Fantastic book on how to focus your organizational efforts

One of the key concepts in this book is how difficult it is to balance the company's need for predictable results with its need for innovation. How do you stay on track while being able to identify new opportunities? Dr. Simons emphasizes the scarcity of management attention and the importance of realizing there are too many "good ideas" to pursue. The countervailing levers he has identified, allow management to reduce risk in the right areas thus freeing the organization to achieve higher levels of productivity. Great book for seasoned leaders responsible for designing and implementing strategy.

A great book for big picture seekers

Levers of Control presents a comprehensive theory illustrating how managers control strategy using 4 basic levers: belief systems, boundary systems, diagnostic systems, and interactive control systems (the whole book is based on these 4 levers). Simons shows how these control levers complement each other when used together and how effective top managers use these levers to stimulate and guide the search for strategies in the futures.
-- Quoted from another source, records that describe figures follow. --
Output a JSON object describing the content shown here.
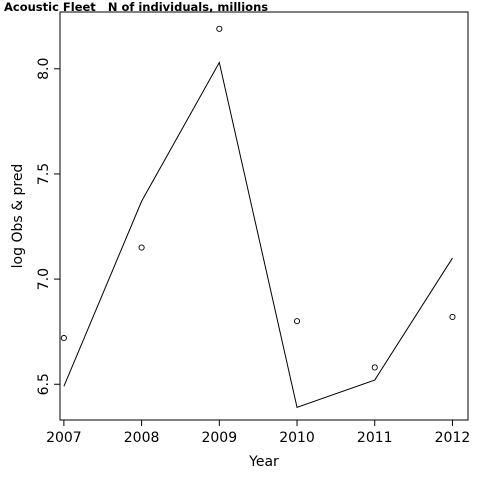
{
  "chart_data": {
    "type": "line",
    "title": "Acoustic Fleet   N of individuals, millions",
    "xlabel": "Year",
    "ylabel": "log Obs & pred",
    "x": [
      2007,
      2008,
      2009,
      2010,
      2011,
      2012
    ],
    "xlim": [
      2006.95,
      2012.2
    ],
    "ylim": [
      6.33,
      8.27
    ],
    "xticks": [
      2007,
      2008,
      2009,
      2010,
      2011,
      2012
    ],
    "yticks": [
      6.5,
      7.0,
      7.5,
      8.0
    ],
    "ytick_labels": [
      "6.5",
      "7.0",
      "7.5",
      "8.0"
    ],
    "grid": false,
    "series": [
      {
        "kind": "points",
        "values": [
          6.72,
          7.15,
          8.19,
          6.8,
          6.58,
          6.82
        ]
      },
      {
        "kind": "line",
        "values": [
          6.49,
          7.37,
          8.03,
          6.39,
          6.52,
          7.1
        ]
      }
    ]
  }
}
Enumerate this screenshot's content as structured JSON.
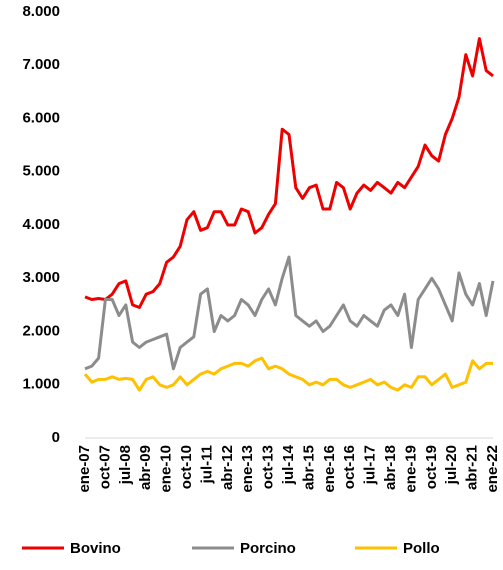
{
  "chart_data": {
    "type": "line",
    "categories": [
      "ene-07",
      null,
      null,
      "oct-07",
      null,
      null,
      "jul-08",
      null,
      null,
      "abr-09",
      null,
      null,
      "ene-10",
      null,
      null,
      "oct-10",
      null,
      null,
      "jul-11",
      null,
      null,
      "abr-12",
      null,
      null,
      "ene-13",
      null,
      null,
      "oct-13",
      null,
      null,
      "jul-14",
      null,
      null,
      "abr-15",
      null,
      null,
      "ene-16",
      null,
      null,
      "oct-16",
      null,
      null,
      "jul-17",
      null,
      null,
      "abr-18",
      null,
      null,
      "ene-19",
      null,
      null,
      "oct-19",
      null,
      null,
      "jul-20",
      null,
      null,
      "abr-21",
      null,
      null,
      "ene-22"
    ],
    "series": [
      {
        "name": "Bovino",
        "color": "#ee0000",
        "values": [
          2650,
          2600,
          2620,
          2600,
          2700,
          2900,
          2950,
          2500,
          2450,
          2700,
          2750,
          2900,
          3300,
          3400,
          3600,
          4100,
          4250,
          3900,
          3950,
          4250,
          4250,
          4000,
          4000,
          4300,
          4250,
          3850,
          3950,
          4200,
          4400,
          5800,
          5700,
          4700,
          4500,
          4700,
          4750,
          4300,
          4300,
          4800,
          4700,
          4300,
          4600,
          4750,
          4650,
          4800,
          4700,
          4600,
          4800,
          4700,
          4900,
          5100,
          5500,
          5300,
          5200,
          5700,
          6000,
          6400,
          7200,
          6800,
          7500,
          6900,
          6800
        ]
      },
      {
        "name": "Porcino",
        "color": "#8c8c8c",
        "values": [
          1300,
          1350,
          1500,
          2600,
          2600,
          2300,
          2500,
          1800,
          1700,
          1800,
          1850,
          1900,
          1950,
          1300,
          1700,
          1800,
          1900,
          2700,
          2800,
          2000,
          2300,
          2200,
          2300,
          2600,
          2500,
          2300,
          2600,
          2800,
          2500,
          3000,
          3400,
          2300,
          2200,
          2100,
          2200,
          2000,
          2100,
          2300,
          2500,
          2200,
          2100,
          2300,
          2200,
          2100,
          2400,
          2500,
          2300,
          2700,
          1700,
          2600,
          2800,
          3000,
          2800,
          2500,
          2200,
          3100,
          2700,
          2500,
          2900,
          2300,
          2950
        ]
      },
      {
        "name": "Pollo",
        "color": "#ffc000",
        "values": [
          1200,
          1050,
          1100,
          1100,
          1150,
          1100,
          1120,
          1100,
          900,
          1100,
          1150,
          1000,
          950,
          1000,
          1150,
          1000,
          1100,
          1200,
          1250,
          1200,
          1300,
          1350,
          1400,
          1400,
          1350,
          1450,
          1500,
          1300,
          1350,
          1300,
          1200,
          1150,
          1100,
          1000,
          1050,
          1000,
          1100,
          1100,
          1000,
          950,
          1000,
          1050,
          1100,
          1000,
          1050,
          950,
          900,
          1000,
          950,
          1150,
          1150,
          1000,
          1100,
          1200,
          950,
          1000,
          1050,
          1450,
          1300,
          1400,
          1400
        ]
      }
    ],
    "ylim": [
      0,
      8000
    ],
    "yticks": [
      0,
      {
        "value": 1000,
        "label": "1.000"
      },
      {
        "value": 2000,
        "label": "2.000"
      },
      {
        "value": 3000,
        "label": "3.000"
      },
      {
        "value": 4000,
        "label": "4.000"
      },
      {
        "value": 5000,
        "label": "5.000"
      },
      {
        "value": 6000,
        "label": "6.000"
      },
      {
        "value": 7000,
        "label": "7.000"
      },
      {
        "value": 8000,
        "label": "8.000"
      }
    ],
    "legend": "bottom"
  }
}
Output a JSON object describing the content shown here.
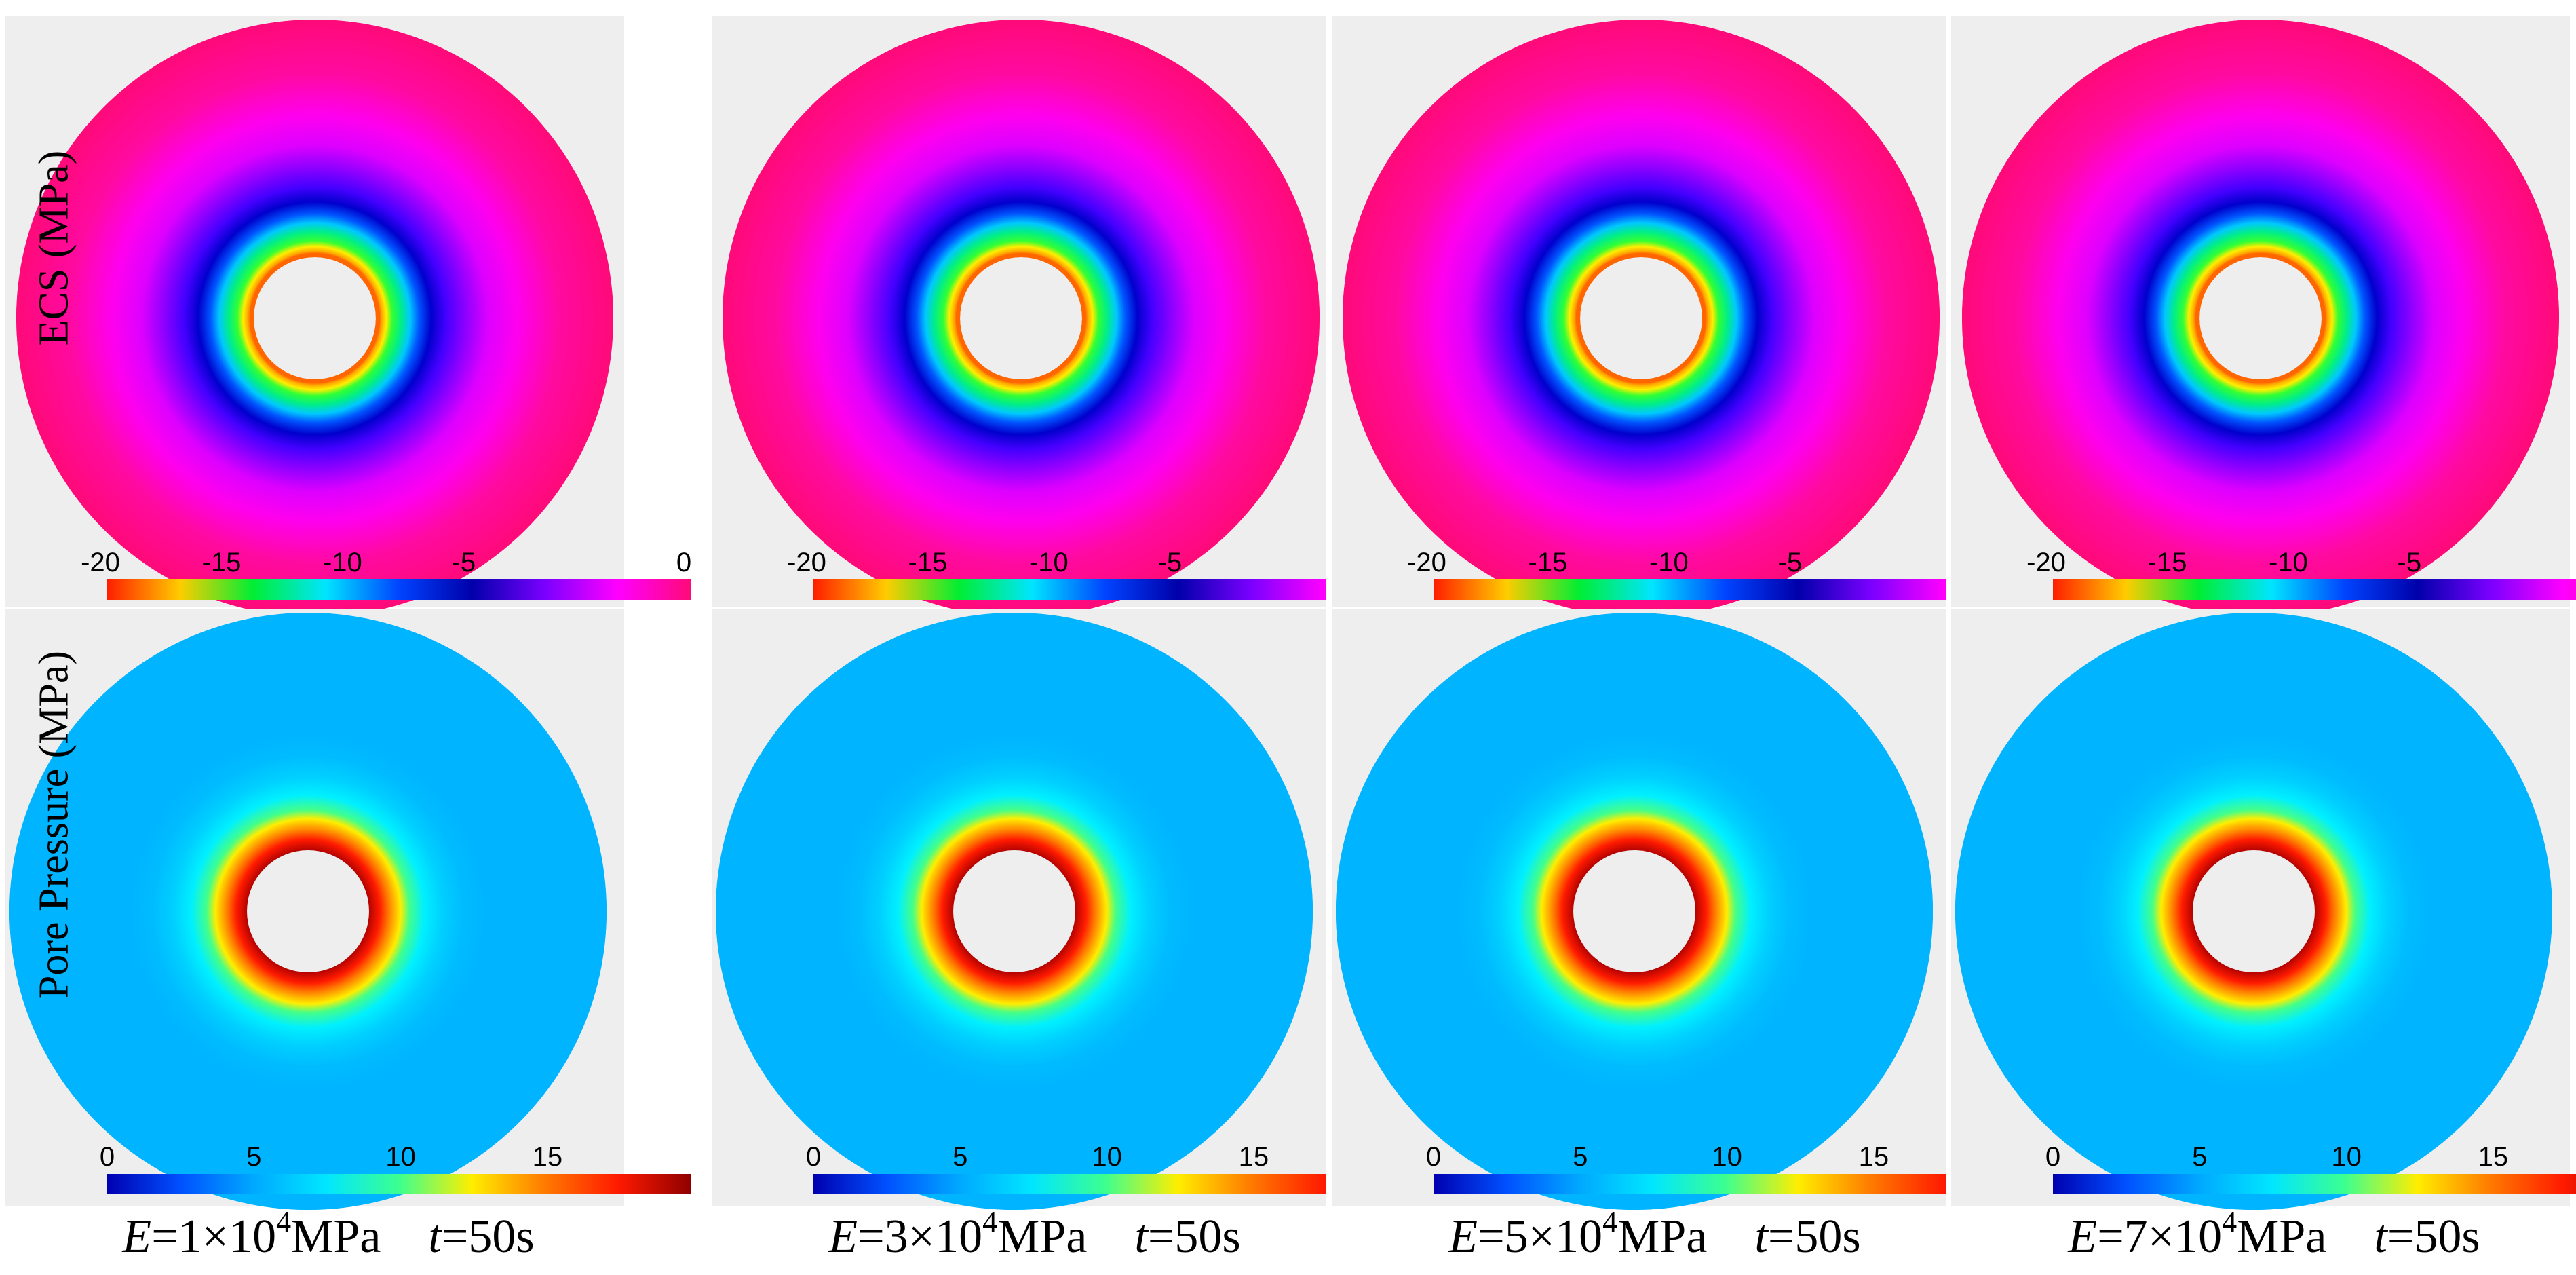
{
  "row_labels": {
    "top": "ECS (MPa)",
    "bottom": "Pore Pressure (MPa)"
  },
  "colors": {
    "panel_bg": "#eeeeee",
    "ecs_outer": "#ff0a78",
    "pore_outer": "#00b4ff",
    "hole": "#eeeeee"
  },
  "colorbars": {
    "ecs": {
      "ticks": [
        "-20",
        "-15",
        "-10",
        "-5",
        "0"
      ],
      "stops": [
        "#ff1e00",
        "#ffcc00",
        "#00ee33",
        "#00e5ff",
        "#0044ff",
        "#0000aa",
        "#7a00ff",
        "#ff00ff",
        "#ff0a78"
      ]
    },
    "pore": {
      "ticks": [
        "0",
        "5",
        "10",
        "15"
      ],
      "stops": [
        "#0000b0",
        "#0050ff",
        "#00a8ff",
        "#00e6ff",
        "#3cff90",
        "#ffee00",
        "#ff7a00",
        "#ff1a00",
        "#900000"
      ]
    }
  },
  "panels": [
    {
      "e_label": "E",
      "e_value": "=1×10",
      "e_exp": "4",
      "e_unit": "MPa",
      "t_label": "t",
      "t_value": "=50s"
    },
    {
      "e_label": "E",
      "e_value": "=3×10",
      "e_exp": "4",
      "e_unit": "MPa",
      "t_label": "t",
      "t_value": "=50s"
    },
    {
      "e_label": "E",
      "e_value": "=5×10",
      "e_exp": "4",
      "e_unit": "MPa",
      "t_label": "t",
      "t_value": "=50s"
    },
    {
      "e_label": "E",
      "e_value": "=7×10",
      "e_exp": "4",
      "e_unit": "MPa",
      "t_label": "t",
      "t_value": "=50s"
    }
  ]
}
Focus on strategy implementation

The book is far more interesting than the title suggests. "Levers of control" makes one think of man/woman being reduced to robots directed by the pulling of levers. The book is exactly about the opposite, how one can have his cake and eat it. It provides a practical framework on how to combine opposing forces in managing a company. Opposites like creativity and meeting profit objectives, precise objectives and alertness to the necessasity of changing course, reward and punishment, control and freedom. Some of the insights require reader effort to understand. For example. "Strategic planning is useless to develop strategies. Strategic planning starts once the strategy has been determined." What is meant is this. Long range planning carried out by staff departments trying to involve managers is a waste of time. Real strategies evolve interactively between several layers of managers in the organisation. Once a strategy is determined a plan must be made for implementing it. However the reader has to figure out that strategic planning no longer means strategy development but the development of a plan for strategy implementation, the execution of which has to be monitored. The book covers how to deal with the positive and negative motivations of employees, how it is possible to manage the tension between a budget system (referred to as a diagnostic system) and an action oriented intelligence-gathering system (referred to as an interactive control system). These two "control systems" are combined with two higher level "control systems", the vision and core values on the one hand and clarification of authority, accountability and no-go areas (referred to as boundary systems)on the other. None of these "control systems" are original. The originality of Prof Simons is that he shows how to operate these systems so that they reinforce and complement each other. This book is very useful for persons that have experienced how hard it is to implement strategies and to reconcile freedom with the requirement of delivering predictable financial results.